The story behind the sitter
It is common knowledge that the sitter in the painting is the artist’s mother Anna Matilda McNeill. After her husband’s death she began signing her letters to James “your afflicted widowed mother” and always wore black for the rest of her life. In 1864, Anna decided to live with her son in London and it is then when she became his housekeeper, agent, personal assistant and religious mentor. It is said the artist heavily relied on his mother and wanted to paint her for a while. One day when his 15-year-old model, Maggie Grahame, daughter of a Member of Parliament, failed to appear for her portrait, Whistler asked his mother to pose for it. His mother first stood like a statue for hours at end but due to her age, it was difficult for her to maintain that pose and she wanted to sit at ease. Thus emerged a painting that would become a symbol of motherhood across the globe. In the painting, his mother is shown sitting on a chair, facing left, with her feet resting on a stool. The background shows beautiful patterned drapery using the colour blue and black. The artist’s liking towards Japanese art can be seen as he aims to seek harmony and simplicity in his surroundings.
Symbol of motherhood
Whistler’s mother is shown clutching a handkerchief and has a very calm and serene expression as she stares at nothing. According to Whistler, the subject of the painting should be regarded merely as pretext for different styles in aestheticism. He once said: “To me it is interesting as a picture of my mother; but what can or ought the public to care about the identity of the portrait?”

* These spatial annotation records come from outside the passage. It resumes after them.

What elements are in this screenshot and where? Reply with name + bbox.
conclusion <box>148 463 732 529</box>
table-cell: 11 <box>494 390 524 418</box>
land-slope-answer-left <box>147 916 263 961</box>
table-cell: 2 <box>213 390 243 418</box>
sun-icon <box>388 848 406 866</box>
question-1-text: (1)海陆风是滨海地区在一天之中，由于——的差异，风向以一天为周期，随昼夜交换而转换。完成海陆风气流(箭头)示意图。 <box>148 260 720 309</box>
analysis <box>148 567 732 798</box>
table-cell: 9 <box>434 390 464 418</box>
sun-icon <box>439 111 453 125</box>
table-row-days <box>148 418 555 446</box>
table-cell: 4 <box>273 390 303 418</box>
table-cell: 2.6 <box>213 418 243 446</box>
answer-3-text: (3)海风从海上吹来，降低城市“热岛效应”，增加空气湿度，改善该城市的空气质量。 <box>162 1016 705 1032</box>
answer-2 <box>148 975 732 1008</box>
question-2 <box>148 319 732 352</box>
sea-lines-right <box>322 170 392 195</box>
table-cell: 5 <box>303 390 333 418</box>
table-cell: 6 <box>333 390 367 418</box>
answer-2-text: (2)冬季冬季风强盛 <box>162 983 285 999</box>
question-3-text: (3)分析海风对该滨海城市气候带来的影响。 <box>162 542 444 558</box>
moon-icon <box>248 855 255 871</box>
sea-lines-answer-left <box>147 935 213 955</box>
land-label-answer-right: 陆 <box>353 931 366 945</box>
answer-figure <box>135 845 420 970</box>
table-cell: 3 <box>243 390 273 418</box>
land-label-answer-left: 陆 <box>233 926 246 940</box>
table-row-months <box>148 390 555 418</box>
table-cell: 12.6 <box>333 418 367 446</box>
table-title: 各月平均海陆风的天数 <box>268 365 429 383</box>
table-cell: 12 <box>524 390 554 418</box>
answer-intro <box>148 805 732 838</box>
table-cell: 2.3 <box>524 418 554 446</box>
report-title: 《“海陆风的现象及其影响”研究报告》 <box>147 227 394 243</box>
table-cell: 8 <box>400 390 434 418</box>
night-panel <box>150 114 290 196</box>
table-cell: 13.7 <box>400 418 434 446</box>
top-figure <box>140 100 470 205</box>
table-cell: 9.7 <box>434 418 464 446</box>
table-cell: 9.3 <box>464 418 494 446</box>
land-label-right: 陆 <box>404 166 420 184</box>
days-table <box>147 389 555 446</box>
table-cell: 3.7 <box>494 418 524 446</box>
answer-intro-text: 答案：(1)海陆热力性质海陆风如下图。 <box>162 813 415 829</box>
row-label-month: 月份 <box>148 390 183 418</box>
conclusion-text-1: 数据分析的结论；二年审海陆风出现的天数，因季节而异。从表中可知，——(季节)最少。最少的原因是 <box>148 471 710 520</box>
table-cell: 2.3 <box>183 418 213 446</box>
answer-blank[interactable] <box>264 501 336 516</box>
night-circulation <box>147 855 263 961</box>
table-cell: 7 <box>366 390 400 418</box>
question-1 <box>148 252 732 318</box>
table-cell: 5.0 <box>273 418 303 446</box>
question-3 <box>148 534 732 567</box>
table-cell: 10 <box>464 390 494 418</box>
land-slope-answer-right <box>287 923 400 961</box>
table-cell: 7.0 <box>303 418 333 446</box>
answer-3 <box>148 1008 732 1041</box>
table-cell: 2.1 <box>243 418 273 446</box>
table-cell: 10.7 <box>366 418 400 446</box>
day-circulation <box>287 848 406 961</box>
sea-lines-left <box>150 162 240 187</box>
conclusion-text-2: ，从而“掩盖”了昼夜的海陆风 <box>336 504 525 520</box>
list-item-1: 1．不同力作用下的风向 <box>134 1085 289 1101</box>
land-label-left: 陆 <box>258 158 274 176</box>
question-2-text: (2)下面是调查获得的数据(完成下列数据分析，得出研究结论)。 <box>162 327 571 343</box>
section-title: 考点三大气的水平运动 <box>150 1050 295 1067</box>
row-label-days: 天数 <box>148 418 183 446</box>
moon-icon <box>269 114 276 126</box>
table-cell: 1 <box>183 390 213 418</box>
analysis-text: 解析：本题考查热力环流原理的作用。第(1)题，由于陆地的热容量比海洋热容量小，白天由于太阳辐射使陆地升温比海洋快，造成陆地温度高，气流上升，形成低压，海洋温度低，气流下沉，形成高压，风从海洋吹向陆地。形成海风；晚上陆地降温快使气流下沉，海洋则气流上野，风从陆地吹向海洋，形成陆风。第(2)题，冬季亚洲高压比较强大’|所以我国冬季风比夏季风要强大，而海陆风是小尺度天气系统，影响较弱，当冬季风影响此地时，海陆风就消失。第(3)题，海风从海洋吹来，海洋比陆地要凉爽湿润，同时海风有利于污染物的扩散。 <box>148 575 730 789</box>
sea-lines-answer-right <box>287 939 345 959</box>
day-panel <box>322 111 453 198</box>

Despite how Whistler wanted the world to see this painting, everyone took a liking to his mother and what she represented — motherhood and holiness. When it toured the USA in the 1930s, she became an epitome of motherhood. A civic group in Pennsylvania, US even erected a monumental statue of his mother with the words, “A mother is the holiest thing alive” inscribed. The US Post Office prepared a 3-cent stamp in memory and honor of American mothers, bearing the slogan — “In memory and in honor of the mothers of America.” In 1915, the painting was co-opted by the Irish Canadian Rangers 199th Overseas Battalion to encourage volunteers to enlist for World War I. The poster read, “Fight for her” and appealed to notions of motherhood and family values that were popular at the time. It also instilled the feeling of protection, instigating the youth to fight to protect their holy mother who is sitting at home and has already lost so much in life.
The painting style
The painting style is not only influenced by the Japanese art culture but also is quite monochromatic. Anna’s black mourning outfit dominates the colour scheme and is the main part of the composition of the painting. This left a lot of empty space in the lower right section of the canvas. Some experts say that Whistler chose to paint a seated pose of his mother because of his inspiration from the statue of Agrippina in the Capitoline Museums in Rome and Antonio Canova’s sculpture of Napoleon Bonaparte’s mother at Chatsworth. The title of the painting Arrangement in Grey and Black certainly defines the style of the painting. Large portions of the canvas is dominated by greys and black and he uses lighter colours to highlight his mother’s fragile body.
A timeless icon
Not many people know this, but when Whistler submitted this painting to the Royal Academy, the members of the Academy could not wrap their heads around the painting’s perceived severity. They ended up rejecting it at first, but reconsidered and accepted it later thanks to Whistler’s ally William Bozall, who was the director of the National Gallery at the time. Although the Academy decided to hang the painting on their walls, they chose a very poor location in order to hide it from the public, and this hurt the sentiments of Whistler. He vowed to never submit his work again to the Academy. In 1891, the prestigious Parisian museum Musée du Luxembourg purchased the work, which helped improve his reputation overnight.
Over the years, this painting has been used in many pop culture references, such as several episodes of The Simpsons; Don Delillo’s novel Underworld; episode of the Underdog cartoon series; and much more. The message of motherhood is something that is understood and respected by all cultures around the world. This painting has a strong message about family values. The artist captured the love and dedication of a mother who will do anything to help and support her child. The artwork is and always will be a cultural American icon.